By the 1930s, radicalism had been pushed into marginality and the state’s turn toward conservative unionism in the form of partnership with the AFL only compounded this fact. Class struggle continued of course, and so did violence against the working movement. The interwar period saw the proliferation of private agencies devoted to strikebreaking, while these same agencies took advantage of war surpluses by equipping themselves with huge arsenals of weapons, including millions of dollars worth of machine and handguns, sickening gas, tear gas, and chloropicrin (Weiss 1986, 97). The Depression also saw the return of social unrest, class discontent, and a renewed appeal for radical ideas. But the rules of the game by now had changed. The state was now well established as a legislator and disciplinary mechanism against unruly labor, while the union official was quickly emerging as a secondary source of control. There was no place for the fiery rhetoric of a Galleanisti in these times.
Anarchism would also adapt and change. Anarchists would come to widely criticize and condemn the methods of the Galleanisti (and other anarchists over this period). Terrorist and clandestine tactics would later become practiced by small Marxist-Leninist groups, but never again in the anarchist movement. Ultimately, the organizational strains of anarchism would win over and the Spanish revolution, in particular, would serve to legitimize this strategy to a global audience of militants. It was no longer assassins and dynamite, but the examples of organized, anarcho-syndicalist unions, which would inform the practice and provide lessons for a new generation of radicals.

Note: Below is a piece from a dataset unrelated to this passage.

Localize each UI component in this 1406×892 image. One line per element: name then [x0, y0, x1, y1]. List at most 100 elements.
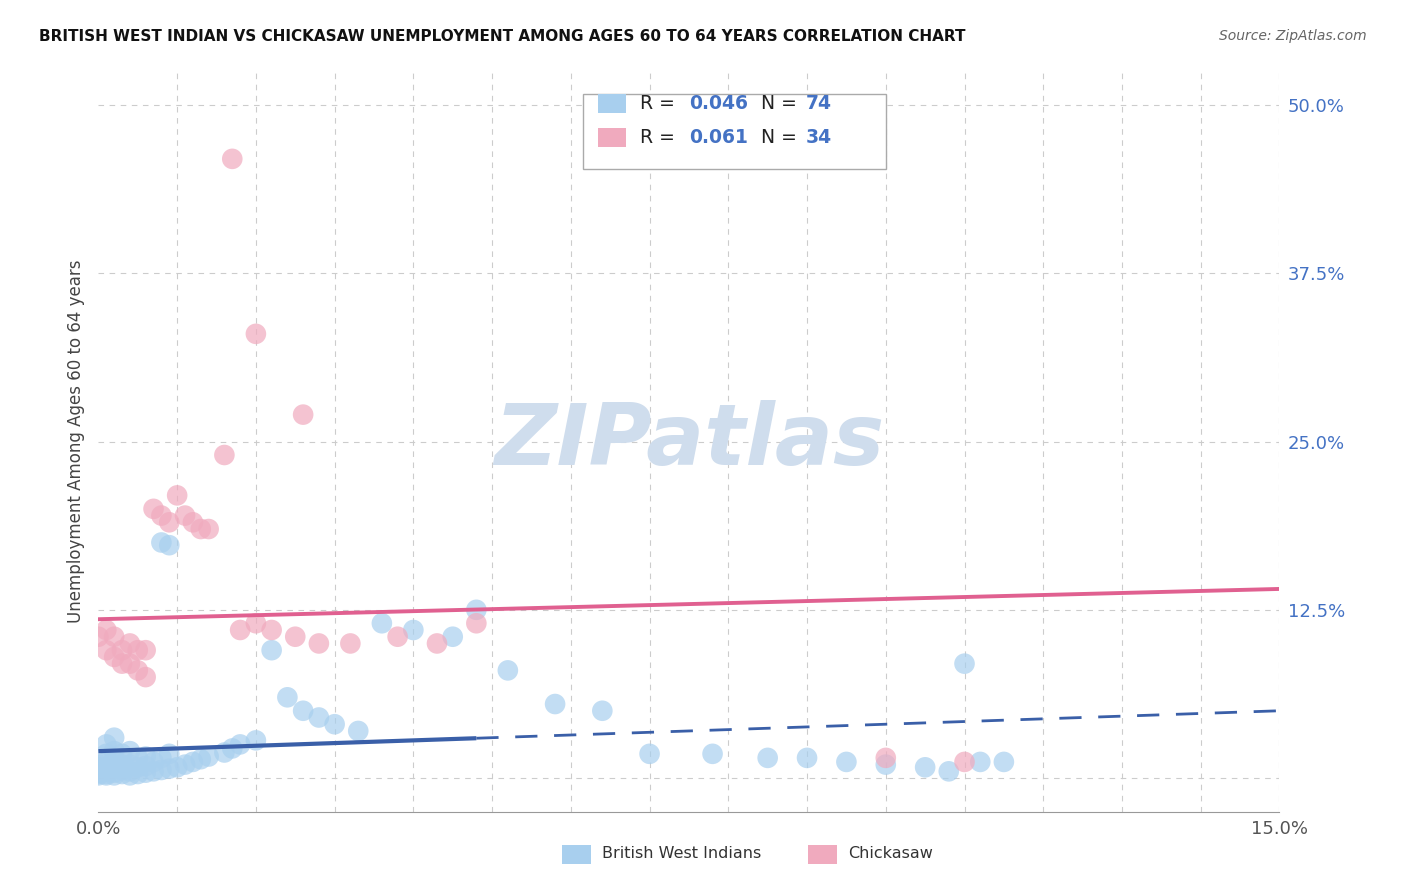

 It is to the credit of Avrich, who has done the movement a great service in his collection of these autobiographical accounts.
 For example, in the case of Italian anarchism, it was Russian immigrants who played a pivotal role in organizing early generations of activists. This international character was to remain consistent decades later with Malatesta’s involvement this time with Spanish intellectuals informing his adoption of a “without adjectives” strategy in Italy and the organization of workers into large syndicalist bodies.
 However, it should be noted that prior to Galleani’s deportation, despite engaging in polemics over political strategy and organization, Galleanisti demonstrated for Tresca during the Mesabi strike of 1916. Tresca served alongside antiorganizationalists on the Aberno-Cabona Defence Committee, expressed profound concern over Galleani’s arrest in 1917, and severely condemned his deportation in Il Martello.
 There is no conclusive evidence to link the Galleanisti with the Wall Street bombing and no perpetrator was found by the state authorities. Avirch, however, is convinced that it was the act of Mario Buda, a Galleanisti who had been involved in previous bomb plots and who was in the city that day (Avrich and Paul Avrich Collection 2005, 132–3).
 Although Freene does also suggest that the leadership may have been less in tune with rank-and-file delegates in its support for restrictions on immigration.